Estuve esposado toda la jodida noche, pensó Kurtz, mirando con odio a Rigby King. Me dejaste indefenso y esposado en aquel maldito hospital toda la noche. Estaba claro que la detective estaba recibiendo el mensaje tácito, pero se limitó a devolverle la mirada.

—Esta es la cámara de seguridad de la salida de la calle Market —dijo Kennedy, pulsando el mando a distancia con el pulgar.

Una joven mujer negra estaba leyendo el National Enquirer en su cubículo de cristal. De repente, un coche de carrocería antigua rugió por la rampa y salió del garaje, rompiendo la valla de metal en pedazos y derrapando al girar a la derecha en la calle vacía justo antes de desaparecer.

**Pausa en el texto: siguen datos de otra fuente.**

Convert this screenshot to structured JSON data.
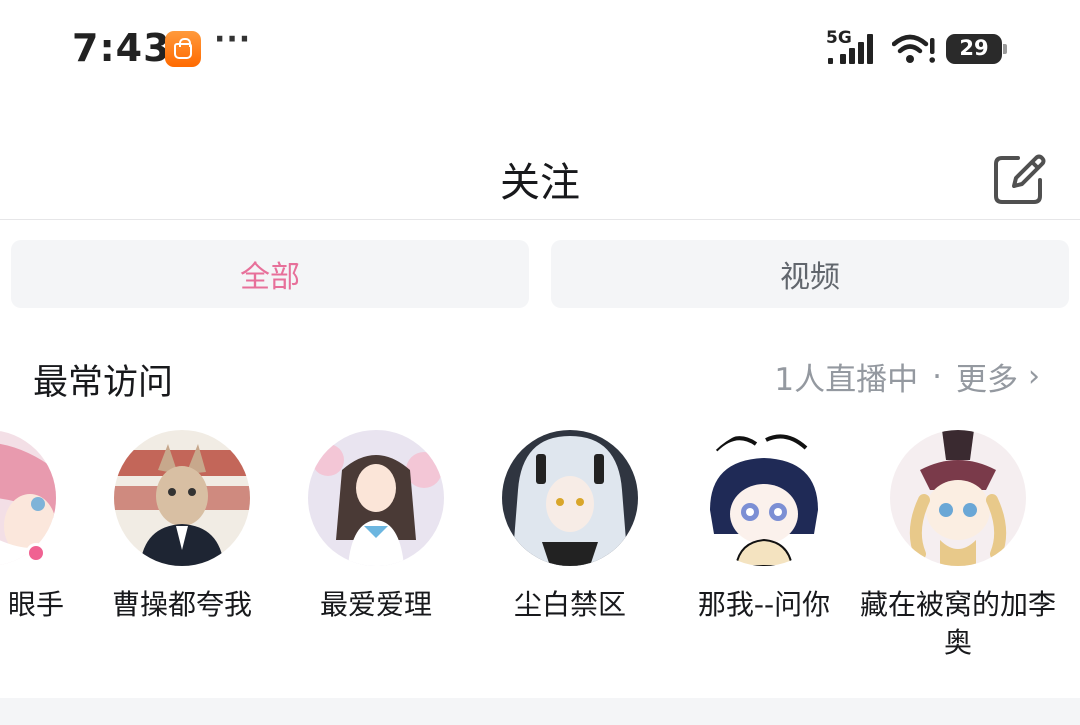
{
  "status_bar": {
    "time": "7:43",
    "network": "5G",
    "battery": "29",
    "app_icon": "mi-store-icon",
    "more_indicator": "···"
  },
  "header": {
    "title": "关注",
    "edit_icon": "edit-icon"
  },
  "tabs": [
    {
      "label": "全部",
      "active": true
    },
    {
      "label": "视频",
      "active": false
    }
  ],
  "section": {
    "title": "最常访问",
    "live_status": "1人直播中",
    "separator": "·",
    "more_label": "更多"
  },
  "visited_users": [
    {
      "name": "眼手",
      "cropped": true,
      "live": true
    },
    {
      "name": "曹操都夸我",
      "live": false
    },
    {
      "name": "最爱爱理",
      "live": false
    },
    {
      "name": "尘白禁区",
      "live": false
    },
    {
      "name": "那我--问你",
      "live": false
    },
    {
      "name": "藏在被窝的加李奥",
      "live": false
    }
  ],
  "colors": {
    "accent": "#e7709a",
    "tab_bg": "#f4f5f7",
    "muted_text": "#9499a0",
    "live_dot": "#f06292"
  }
}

—¿Fotograma fijo? —dijo Kurtz.

Kennedy asintió y rebobinó la cinta hasta que el coche quedó congelado en la acción de impactar en la puerta. Solo el conductor era visible, un hombre de asalvajado cabello largo, pero su rostro estaba vuelto hacia el otro lado y el cuerpo no era más que una silueta. La angulación de la cámara era la propicia para que se distinguiera la matrícula, pero la placa trasera de aquel coche estaba empañada de barro. Casi todas las letras y números eran ilegibles.

—¿Lo vio bien la empleada? —preguntó Kurtz.

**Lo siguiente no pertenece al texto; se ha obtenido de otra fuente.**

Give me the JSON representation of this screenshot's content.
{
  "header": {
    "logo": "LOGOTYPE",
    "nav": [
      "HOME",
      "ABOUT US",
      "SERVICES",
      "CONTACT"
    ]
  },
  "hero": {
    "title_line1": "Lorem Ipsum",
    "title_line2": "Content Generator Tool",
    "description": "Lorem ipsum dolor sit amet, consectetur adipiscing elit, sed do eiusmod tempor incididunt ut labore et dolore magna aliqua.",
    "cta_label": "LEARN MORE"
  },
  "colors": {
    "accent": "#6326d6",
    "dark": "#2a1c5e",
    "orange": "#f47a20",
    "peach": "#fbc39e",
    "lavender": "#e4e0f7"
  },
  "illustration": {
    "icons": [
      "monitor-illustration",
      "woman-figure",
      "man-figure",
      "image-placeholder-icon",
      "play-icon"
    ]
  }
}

—No —dijo Kennedy—. Estaba demasiado asustada. Hombre. Tal vez blanco. Tal vez hispano o incluso negro. Pelo muy grande y oscuro. Camisa clara.

—Ajá —dijo Kurtz—. Puede que hubiera otro hombre en el asiento trasero.

—¿Recuerdas a un segundo hombre? —preguntó Rigby.

Kurtz la miró.

—No lo sé —dudó—. Solo decía que tal vez hubiera un segundo hombre en la parte de atrás.

—Sí —dijo Rigby—. Y un coro de mormones en el maletero.

—El detective Kemper cree que es un Pontiac oscuro, quizás de los ochenta, con manchas de óxido en la parte trasera derecha y el maletero —dijo Brian Kennedy.

—Eso agilizará la búsqueda —dijo Kurtz—. Solo hay treinta mil así en Búfalo.

Kennedy hizo un gesto hacia la imagen congelada y la matrícula.

—Hemos agrandado el fotograma y pensamos que puede haber un dos en la matrícula, puede que el último dígito sea un siete.

Kurtz se encogió de hombros.

—¿Han investigado los archivos del ordenador de la agente O’Toole? ¿Han visto si tiene algún cliente enfadado?

—Sí, los detectives copiaron los archivos del ordenador y repasaron los archivos de sus estantes, pero… —comenzó Kennedy.

—Estamos prosiguiendo la investigación con diligencia —dijo Rigby para cortar el flujo de información procedente de Kennedy.

Kennedy miró a Kurtz y sonrió como si le transmitiera una confidencia de hombre a hombre. Mujeres y policías, ¿qué le vamos a hacer?

—Me voy a casa —dijo Kurtz, y todos se pusieron de pie. Kennedy le ofreció de nuevo su mano.

—Gracias por venir, señor Kurtz. Le agradezco que tratara de proteger a Peg del modo en que lo hizo. En cuanto vi el vídeo, me di cuenta de que no estaba usted involucrado en el tiroteo. Se comportó como un héroe.

—Ajá —farfulló Kurtz, mirando a Rigby King. Me dejaste allí esposado toda la noche para que un hombre en una silla de ruedas me diera de bofetadas. Cualquiera podría haberme matado.

—¿Quieres que te lleve a casa? —se ofreció Rigby.

—Quiero recuperar mi Pinto.

—Hemos terminado con él. Está en el garaje del centro cívico. Y tengo tu ropa y tu cartera en mi coche. Vamos. Te llevaré al garaje.

Kurtz caminó hacia el ascensor junto a Rigby King, pero Kennedy se acercó corriendo antes de que lo cogieran.

—Olvida su carpeta, señor Kurtz.

Kurtz asintió y tomó la cartera de cuero con la información sobre los diecisiete asesinatos ignorados por la policía y los medios.